About the Bill Hubbard Orchestra
William C. (Bill) Hubbard was a professional musician, arranger, and band leader in Miami toward the end of the big band era. His father died in 1951, just before Bill started college, and Bill felt a duty to help support his mother and pay his way through school. A music major at the University of Miami, he made performing his source of income, running his own groups ranging from small jazz combos to 18-piece big bands, often featuring his signature vibraphone playing.
He worked closely with Don Rose, a trombonist, bassist, and arranger, whom he had met when they both were seniors in high school. Another colleague and influence was Fred Ashe, a University of Miami faculty member 16 years Bill’s senior. Bill and Don both studied arranging and composition in college, and Fred was already an accomplished arranger and big band leader in his own right.
The works of Don Rose, Fred Ashe, and Bill Hubbard, along with a few others, formed the Hubbard band’s repertoire of original arrangements of popular songs, entertaining audiences in South Florida through the 1950s and into the early ’60s, but eventually the economics of big bands couldn’t compete with smaller groups and the new popularity of rock and roll.
Don Rose stayed in the music industry and enjoyed success as an arranger and curator with the George Gershwin estate, notably producing an album that formed the basis of Woody Allen’s film Manhattan in the late 1970s. Fred Ashe died in 1966.
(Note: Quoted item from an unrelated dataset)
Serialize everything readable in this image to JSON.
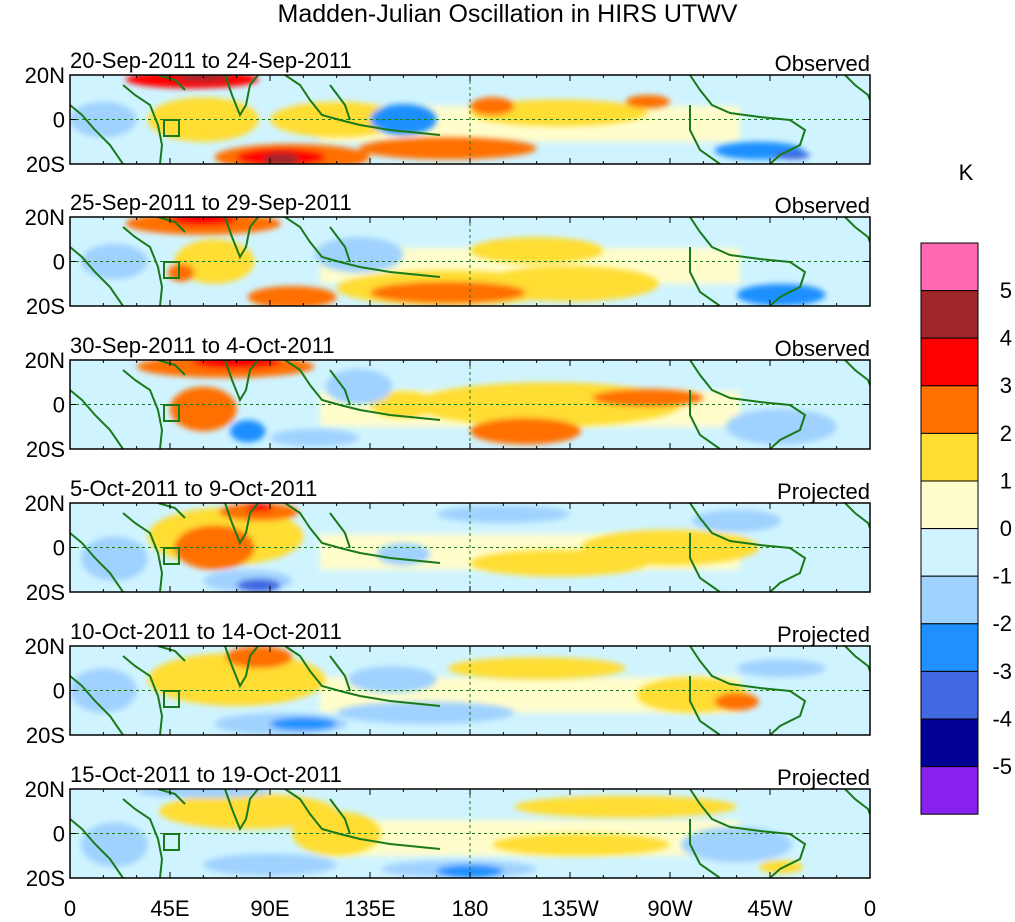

Bill Hubbard left the music business as a profession in the mid '60s but kept his instruments and library of music safely stored. His vibraphone was among the first musical sounds his sons Curt and Glenn knew, and in 1980, then living in Boone, North Carolina, Bill started another big band.
Initially intended as a community band for musical hobbyists and his middle-school-aged sons, Hubbard’s new group soon started booking paying gigs, providing an opportunity for another generation of musicians to gain professional experience performing a still-vital form of music. Curt and Glenn’s friend Matt Vance was among the other young players who cut their musical teeth in the ‘80s incarnation of Hubbard’s big band. Matt has since performed with some of the top musicians in the world and makes his living in the music business to this day but continues to credit Bill Hubbard as a mentor.
As early as 2005, Matt approached Curt and Glenn about putting together a band of professional musicians to resurrect Bill’s music library, finally recording the extensive catalog Bill had assembled over more than 30 years, including several arrangements never attempted by the ‘80s group, and a few possibly never heard at all. Conversations came and went until Curt and Matt neared their 50th birthdays in 2018, providing the final push needed to put the wheels in motion. A band of top-call musicians (and close musical friends) from around the state of Florida came together in June 2018 to record Bill’s book, honoring him with the album Where or When.
Bill Hubbard died in 1985 at the age of 52. His musical legacy has remained strong in subsequent years through the many young and not-so-young musicians he influenced, but few have actually heard his music since his death…until now. This album is a time machine – an opportunity to hear the work of a man who made music both a profession and a labor of love.